Data Tenaga Kerja AS Buruk, Wall Street Dibuka Fluktuatif

Jakarta, CNBC Indonesia - Bursa saham Amerika Serikat (AS) dibuka menguat tipis pada perdagangan Jumat (10/01/2020) di tengah rilis data tenaga kerja yang lebih lemah dari ekspektasi.
Indeks Dow Jones Industrial Average hanya naik 3 poin pada pembukaan perdagangan pukul 08:30 waktu setempat (21:30 WIB), tetapi berbalik minus 11,5 poin (-0,04%) ke 28.945,4 selang 20 menit kemudian. Indeks Nasdaq masih naik 6,95 poin (0,08%) ke 9.210,34 dan S&P 500 bertambah 1,23 poin (0,04%) ke 3.275,96.
Saham layanan kesehatan dan utilitas menjadi pendorong kenaikan di Indeks S&P 500, masing-masing menguat sebesar 0,4%.
Departemen Tenaga Kerja AS melaporkan sepanjang Desember negeri Sam ini menyerap 145.000 pekerja di luar sektor pertanian (non-farm payroll). Jumlah tersebut jauh lebih rendah dari bulan sebelumnya sebanyak 256.000 tenaga kerja, dan di bawah ekspektasi pasar 160.000.
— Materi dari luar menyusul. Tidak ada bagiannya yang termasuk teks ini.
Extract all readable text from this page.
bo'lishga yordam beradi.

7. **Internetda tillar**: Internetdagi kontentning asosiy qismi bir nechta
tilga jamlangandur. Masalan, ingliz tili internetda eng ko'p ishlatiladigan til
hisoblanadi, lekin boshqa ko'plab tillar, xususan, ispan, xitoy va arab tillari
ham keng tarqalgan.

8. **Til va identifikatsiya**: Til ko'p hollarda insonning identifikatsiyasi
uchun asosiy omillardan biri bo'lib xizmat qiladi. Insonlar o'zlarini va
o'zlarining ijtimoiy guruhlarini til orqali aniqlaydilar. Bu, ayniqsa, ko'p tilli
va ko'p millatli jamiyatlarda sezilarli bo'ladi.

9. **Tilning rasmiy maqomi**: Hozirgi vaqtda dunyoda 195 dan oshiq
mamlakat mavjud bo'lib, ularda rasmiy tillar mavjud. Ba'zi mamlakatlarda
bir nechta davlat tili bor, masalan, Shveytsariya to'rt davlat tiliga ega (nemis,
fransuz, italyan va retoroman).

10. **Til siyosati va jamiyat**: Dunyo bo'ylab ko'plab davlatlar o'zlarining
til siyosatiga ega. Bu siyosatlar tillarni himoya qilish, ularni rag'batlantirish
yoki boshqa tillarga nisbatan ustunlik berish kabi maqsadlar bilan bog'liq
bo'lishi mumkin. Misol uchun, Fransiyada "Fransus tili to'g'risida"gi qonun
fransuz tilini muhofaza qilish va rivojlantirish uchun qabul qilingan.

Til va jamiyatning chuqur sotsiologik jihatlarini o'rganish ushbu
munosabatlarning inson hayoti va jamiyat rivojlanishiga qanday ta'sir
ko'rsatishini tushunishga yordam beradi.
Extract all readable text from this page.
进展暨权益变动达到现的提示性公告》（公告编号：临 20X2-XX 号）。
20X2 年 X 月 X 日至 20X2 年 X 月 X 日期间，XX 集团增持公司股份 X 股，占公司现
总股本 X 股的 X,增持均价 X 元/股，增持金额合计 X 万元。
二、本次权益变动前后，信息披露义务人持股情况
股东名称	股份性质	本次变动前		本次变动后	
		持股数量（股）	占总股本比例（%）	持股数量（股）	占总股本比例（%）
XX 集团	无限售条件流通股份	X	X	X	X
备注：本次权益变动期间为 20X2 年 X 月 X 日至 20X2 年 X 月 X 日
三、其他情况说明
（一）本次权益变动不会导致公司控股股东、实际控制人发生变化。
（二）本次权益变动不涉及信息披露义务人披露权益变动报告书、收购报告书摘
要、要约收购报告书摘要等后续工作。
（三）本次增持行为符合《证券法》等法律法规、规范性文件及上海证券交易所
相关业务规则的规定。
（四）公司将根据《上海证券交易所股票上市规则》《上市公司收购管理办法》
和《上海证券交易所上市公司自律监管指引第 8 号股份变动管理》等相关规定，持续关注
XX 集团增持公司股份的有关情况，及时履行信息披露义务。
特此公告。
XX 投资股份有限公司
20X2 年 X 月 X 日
Rata-rata upah per jam juga mengecewakan, hanya naik 0,1% month-on-month (MoM), lebih rendah dari kenaikan bulan sebelumnya 0,3%. Secara tahunan, kenaikan hanya setara 2,9%, di bawah ekspektasi sebesar 3,1%. Rendahnya kenaikan upah menekan daya beli masyarakat.
"Laporan tenaga kerja Desember sedikit lebih rendah dari ekspektasi tapi tak cukup membuat pasar dilanda kekhawatiran besar terkait barang konsumsi dan kesehatan ekonomi secara umum," tutur Alec Young, Direktur FTSE Russell, sebagaimana dikutip CNBC International.
Bursa saham menyentuh rekor tertinggi pada Kamis, menyusul meredanya tensi antara Iran dan AS. Sepanjang pekan itu, indeks S&P 500 sudah naik 1,2% dan Dow Jones serta Nasdaq naik masing-masing 1,1% dan 2%.
Dow Jones sempat menguat a 200 poin pada Senin, tetapi kembali surut sebesar 100 poin sehari kemudian karena ketidakpastian seputar konflik AS dan Iran. Pada Rabu, Presiden AS Donald Trump mengklaim Iran sudah "mundur" setelah serangan atas pangkalan militer AS.
Wall Street juga riang karena optimisme penandatanganan kesepakatan dagang fase pertama antara AS dan China, setelah selama dua tahun saling mengenakan tarif tinggi.